Most people in the world have felt sad, depressed, or defeated at some point in their life which can be caused by numerous factors. We all know how this feels and sometimes we even refuse to get out of bed or engage in physical activities. However, forcing oneself to do just that may be the cure to feeling so defeated and unmotivated. It is common that depression leads to lethargic feelings or laziness as we tend to shut down instead of digging ourselves out of these negative feelings. Exercise has been proven to be beneficial for our mental health, as it allows the brain to feel clear and it releases healthy endorphins. People that workout regularly feel more energetic throughout the day, sleep better at night, and have more positive thoughts about themselves and their lives.
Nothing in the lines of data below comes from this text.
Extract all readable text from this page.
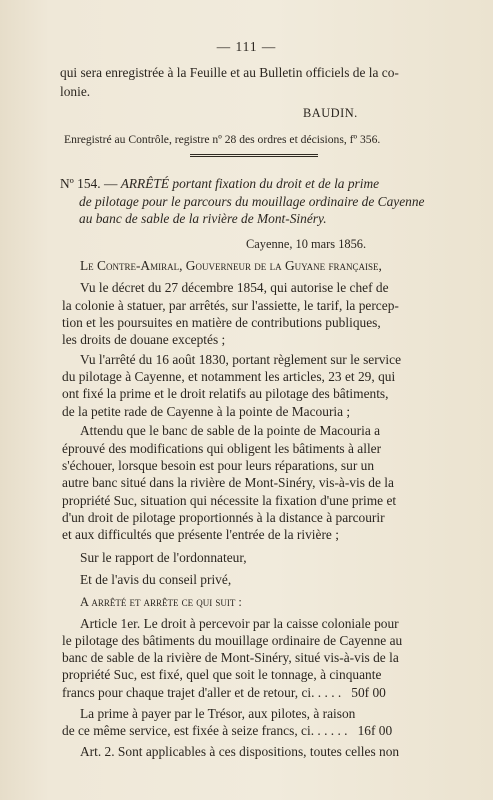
— 111 —
qui sera enregistrée à la Feuille et au Bulletin officiels de la co-
lonie.
BAUDIN.
Enregistré au Contrôle, registre nº 28 des ordres et décisions, fº 356.
Nº 154. — ARRÊTÉ portant fixation du droit et de la prime
de pilotage pour le parcours du mouillage ordinaire de Cayenne
au banc de sable de la rivière de Mont-Sinéry.
Cayenne, 10 mars 1856.
Le Contre-Amiral, Gouverneur de la Guyane française,
Vu le décret du 27 décembre 1854, qui autorise le chef de
la colonie à statuer, par arrêtés, sur l'assiette, le tarif, la percep-
tion et les poursuites en matière de contributions publiques,
les droits de douane exceptés ;
Vu l'arrêté du 16 août 1830, portant règlement sur le service
du pilotage à Cayenne, et notamment les articles, 23 et 29, qui
ont fixé la prime et le droit relatifs au pilotage des bâtiments,
de la petite rade de Cayenne à la pointe de Macouria ;
Attendu que le banc de sable de la pointe de Macouria a
éprouvé des modifications qui obligent les bâtiments à aller
s'échouer, lorsque besoin est pour leurs réparations, sur un
autre banc situé dans la rivière de Mont-Sinéry, vis-à-vis de la
propriété Suc, situation qui nécessite la fixation d'une prime et
d'un droit de pilotage proportionnés à la distance à parcourir
et aux difficultés que présente l'entrée de la rivière ;
Sur le rapport de l'ordonnateur,
Et de l'avis du conseil privé,
A arrêté et arrête ce qui suit :
Article 1er. Le droit à percevoir par la caisse coloniale pour
le pilotage des bâtiments du mouillage ordinaire de Cayenne au
banc de sable de la rivière de Mont-Sinéry, situé vis-à-vis de la
propriété Suc, est fixé, quel que soit le tonnage, à cinquante
francs pour chaque trajet d'aller et de retour, ci. . . . .   50f 00
La prime à payer par le Trésor, aux pilotes, à raison
de ce même service, est fixée à seize francs, ci. . . . . .   16f 00
Art. 2. Sont applicables à ces dispositions, toutes celles non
Although anti-depressants can be useful, exercise may be an even more powerful medicine because it additionally relieves stress, improves memory, and boosts your overall mood. The word exercise is used loosely here, as each person is different and are interested in different types of physical activity. For example, to some people it can mean 1-2 hours of lifting weights and extreme workouts, while for others it can simply mean walking or running for 15 minutes each day. According to the Harvard TH Chan School of Public Health it was found that doing this each day can reduce the risk of major depression by 26% as well as prevent relapsing.


Exercise is also a helpful hand in battling anxiety as it can allow you to focus on the task at hand instead of becoming overwhelmed with the number of thoughts running through your head. This will eliminate any constant worries, as you focus on the actual sensation of your body such as the rhythm of breath or muscles flexing. There are many different things that exercise can be helpful with including PTSD, trauma, and ADHD as the body gains boosts of dopamine, norepinephrine, and serotonin during and after a workout. This helps the nervous system become released and allows you to move out of immobilization that can be caused from stress, depression, or PTSD.